Among 1,073 companies surveyed by CDP, 89 percent of them reported emissions reductions targets in 2017, and 68 percent of those are setting targets to at least 2020. The disparity between climate and forest actions is also evidenced in the level of board oversight, with many companies failing to assign their boards with responsibility for addressing deforestation.
“Our recent climate change analysis found that 86 percent of companies have board-level oversight of climate-related issues, while only 64 percent of companies have board-level oversight of deforestation,” CDP’s Pierce said.
Board-level responsibility on deforestation differs significantly by region.
Companies in Europe, the Middle East and Africa are the most likely to have board-level oversight of deforestation (84 percent report doing so), compared with Asia Pacific (72 percent), Latin America (55 percent) and North America (35 percent).
Deforestation risks overlooked
All of these disparities suggest that companies are overlooking the risks deforestation poses to their business.
Companies that directly or indirectly cause deforestation by producing or consuming unsustainable forest-risk commodities are faced with physical, regulatory and reputational risk.

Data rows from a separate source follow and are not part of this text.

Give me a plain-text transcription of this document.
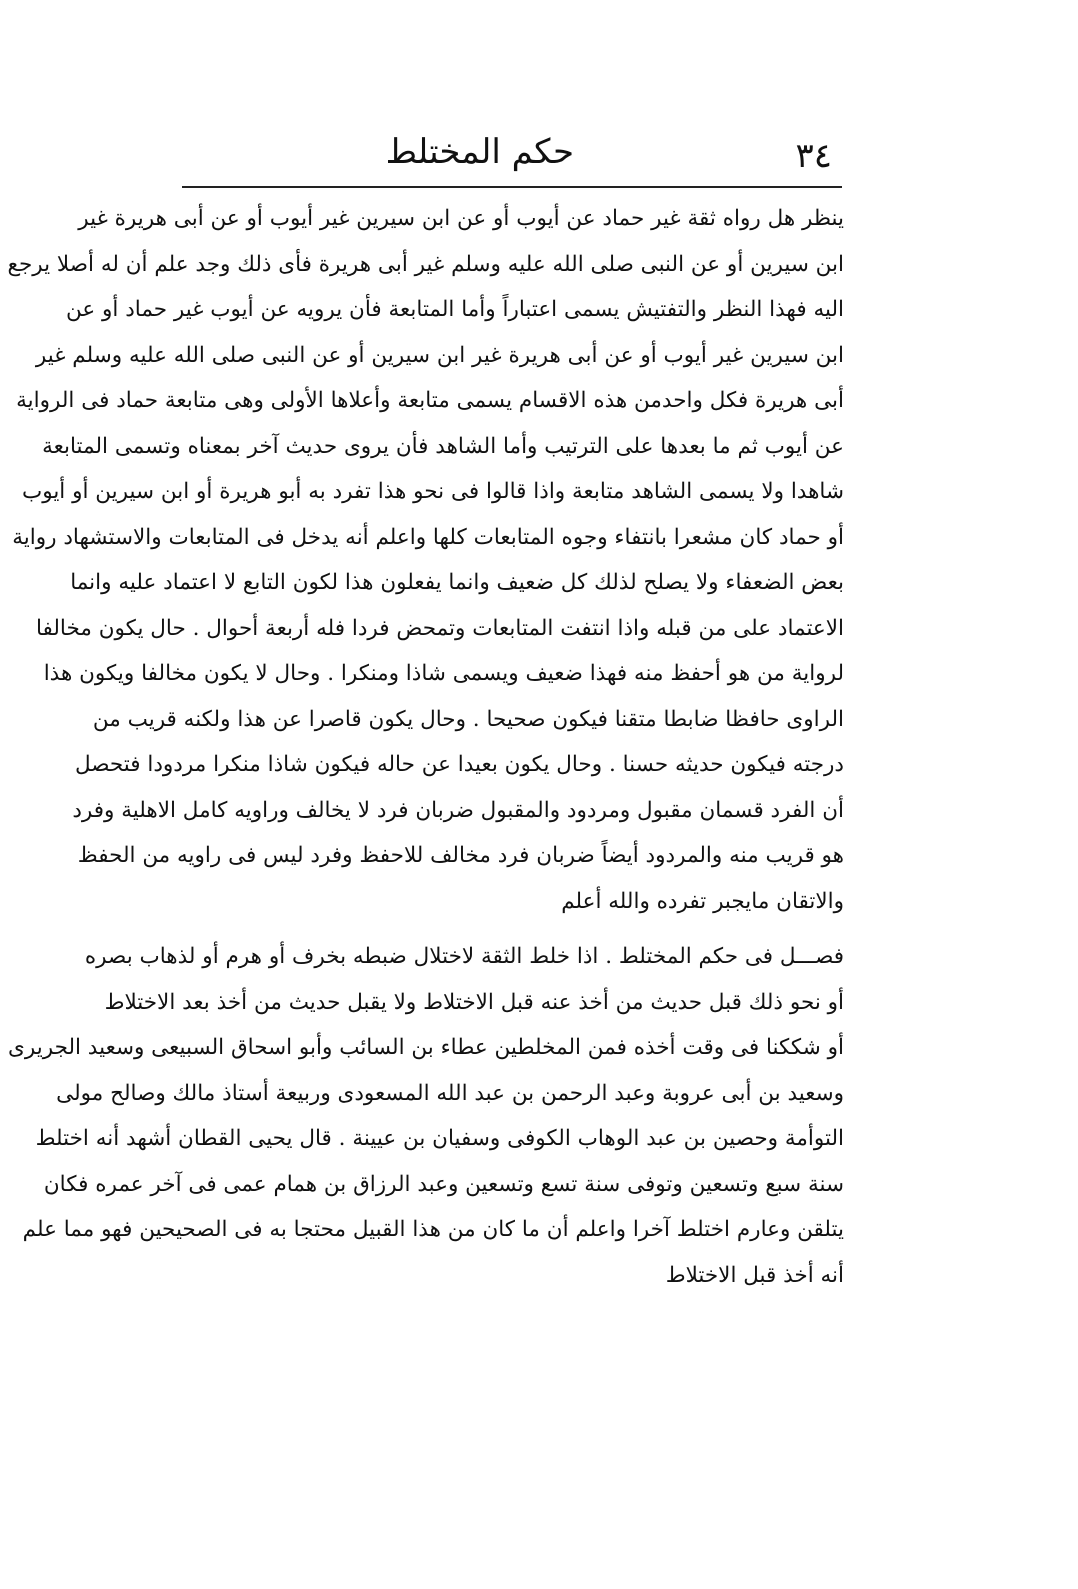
٣٤
حكم المختلط
ينظر هل رواه ثقة غير حماد عن أيوب أو عن ابن سيرين غير أيوب أو عن أبى هريرة غير
ابن سيرين أو عن النبى صلى الله عليه وسلم غير أبى هريرة فأى ذلك وجد علم أن له أصلا يرجع
اليه فهذا النظر والتفتيش يسمى اعتباراً وأما المتابعة فأن يرويه عن أيوب غير حماد أو عن
ابن سيرين غير أيوب أو عن أبى هريرة غير ابن سيرين أو عن النبى صلى الله عليه وسلم غير
أبى هريرة فكل واحدمن هذه الاقسام يسمى متابعة وأعلاها الأولى وهى متابعة حماد فى الرواية
عن أيوب ثم ما بعدها على الترتيب وأما الشاهد فأن يروى حديث آخر بمعناه وتسمى المتابعة
شاهدا ولا يسمى الشاهد متابعة واذا قالوا فى نحو هذا تفرد به أبو هريرة أو ابن سيرين أو أيوب
أو حماد كان مشعرا بانتفاء وجوه المتابعات كلها واعلم أنه يدخل فى المتابعات والاستشهاد رواية
بعض الضعفاء ولا يصلح لذلك كل ضعيف وانما يفعلون هذا لكون التابع لا اعتماد عليه وانما
الاعتماد على من قبله واذا انتفت المتابعات وتمحض فردا فله أربعة أحوال . حال يكون مخالفا
لرواية من هو أحفظ منه فهذا ضعيف ويسمى شاذا ومنكرا . وحال لا يكون مخالفا ويكون هذا
الراوى حافظا ضابطا متقنا فيكون صحيحا . وحال يكون قاصرا عن هذا ولكنه قريب من
درجته فيكون حديثه حسنا . وحال يكون بعيدا عن حاله فيكون شاذا منكرا مردودا فتحصل
أن الفرد قسمان مقبول ومردود والمقبول ضربان فرد لا يخالف وراويه كامل الاهلية وفرد
هو قريب منه والمردود أيضاً ضربان فرد مخالف للاحفظ وفرد ليس فى راويه من الحفظ
والاتقان مايجبر تفرده والله أعلم
فصـــل فى حكم المختلط . اذا خلط الثقة لاختلال ضبطه بخرف أو هرم أو لذهاب بصره
أو نحو ذلك قبل حديث من أخذ عنه قبل الاختلاط ولا يقبل حديث من أخذ بعد الاختلاط
أو شككنا فى وقت أخذه فمن المخلطين عطاء بن السائب وأبو اسحاق السبيعى وسعيد الجريرى
وسعيد بن أبى عروبة وعبد الرحمن بن عبد الله المسعودى وربيعة أستاذ مالك وصالح مولى
التوأمة وحصين بن عبد الوهاب الكوفى وسفيان بن عيينة . قال يحيى القطان أشهد أنه اختلط
سنة سبع وتسعين وتوفى سنة تسع وتسعين وعبد الرزاق بن همام عمى فى آخر عمره فكان
يتلقن وعارم اختلط آخرا واعلم أن ما كان من هذا القبيل محتجا به فى الصحيحين فهو مما علم
أنه أخذ قبل الاختلاط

87 percent of surveyed companies have identified at least one risk related to forest-risk commodities that has the potential to cause a substantive change in operations, revenues or costs. These risks are not distant: 32 percent of companies have already experienced at least one impact on their business.
For instance, Empresas CMPC, a Chilean pulp and paper company, reports that fires affecting large swaths of forests in its home market cost it $41 million in 2016. But it’s not all doom and gloom. More and more companies are becoming aware of the risks associated with not tackling deforestation.

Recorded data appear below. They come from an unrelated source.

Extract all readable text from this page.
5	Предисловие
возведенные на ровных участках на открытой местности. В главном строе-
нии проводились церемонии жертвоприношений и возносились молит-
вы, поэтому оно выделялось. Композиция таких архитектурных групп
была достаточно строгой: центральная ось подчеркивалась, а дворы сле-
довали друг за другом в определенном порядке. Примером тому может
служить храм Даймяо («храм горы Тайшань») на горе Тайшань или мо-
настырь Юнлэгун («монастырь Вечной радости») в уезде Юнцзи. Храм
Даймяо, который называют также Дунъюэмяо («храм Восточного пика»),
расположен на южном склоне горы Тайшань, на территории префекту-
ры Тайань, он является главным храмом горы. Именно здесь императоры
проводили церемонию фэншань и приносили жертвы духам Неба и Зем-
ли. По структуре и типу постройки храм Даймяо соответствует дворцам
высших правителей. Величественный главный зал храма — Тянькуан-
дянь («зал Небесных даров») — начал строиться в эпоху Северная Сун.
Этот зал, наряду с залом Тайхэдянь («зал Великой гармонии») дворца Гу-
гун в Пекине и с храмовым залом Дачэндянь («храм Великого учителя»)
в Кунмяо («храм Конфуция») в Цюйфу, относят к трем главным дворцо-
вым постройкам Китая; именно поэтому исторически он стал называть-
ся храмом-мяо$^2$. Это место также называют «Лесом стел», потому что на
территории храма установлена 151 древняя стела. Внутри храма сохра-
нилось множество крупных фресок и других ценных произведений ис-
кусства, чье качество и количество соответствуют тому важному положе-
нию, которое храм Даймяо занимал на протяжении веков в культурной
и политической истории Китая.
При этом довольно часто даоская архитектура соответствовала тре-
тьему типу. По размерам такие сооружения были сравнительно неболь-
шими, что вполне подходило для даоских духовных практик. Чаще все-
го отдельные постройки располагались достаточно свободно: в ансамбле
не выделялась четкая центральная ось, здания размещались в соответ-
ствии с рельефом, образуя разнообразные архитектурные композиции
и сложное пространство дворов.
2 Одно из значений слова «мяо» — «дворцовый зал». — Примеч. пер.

“Three-quarters [73 percent] of companies responding to the forests program report some kind of commitment to ‘reduce or remove’ deforestation from their supply chains, which is promising and means they are recognizing the issue and moving in the right direction,” Pierce said.
However, Pierce notes that the majority of companies are not yet being bold enough in committing to zero deforestation policies.
And companies that are looking to adopt and implement zero deforestation policies find challenges, such as a lack of robust policy structure or missing compliance mechanisms in production countries. Incomplete technology, systems needed to fully implement certification, traceability and monitoring, and the high cost and lack of economic incentives for procuring sustainable product are also barriers.
With the sluggish performance by companies involved in forest commodities, Pierce said that more companies need to understand the financial risks deforestation posed to their business.
“Often companies only take action when a peer in their sector is hit,” he said, noting that investors should also step up by understanding the risks to their portfolios and engaging with companies to encourage greater transparency on deforestation.
“They should use CDP data to understand risk and identify opportunity within the portfolio, specifically focusing on risk assessment, governance, policies and standards, and implementation,” Pierce said. “If companies do not wish to engage, investors should be prepared to file shareholder resolutions, or join with other investors in tabling resolutions.”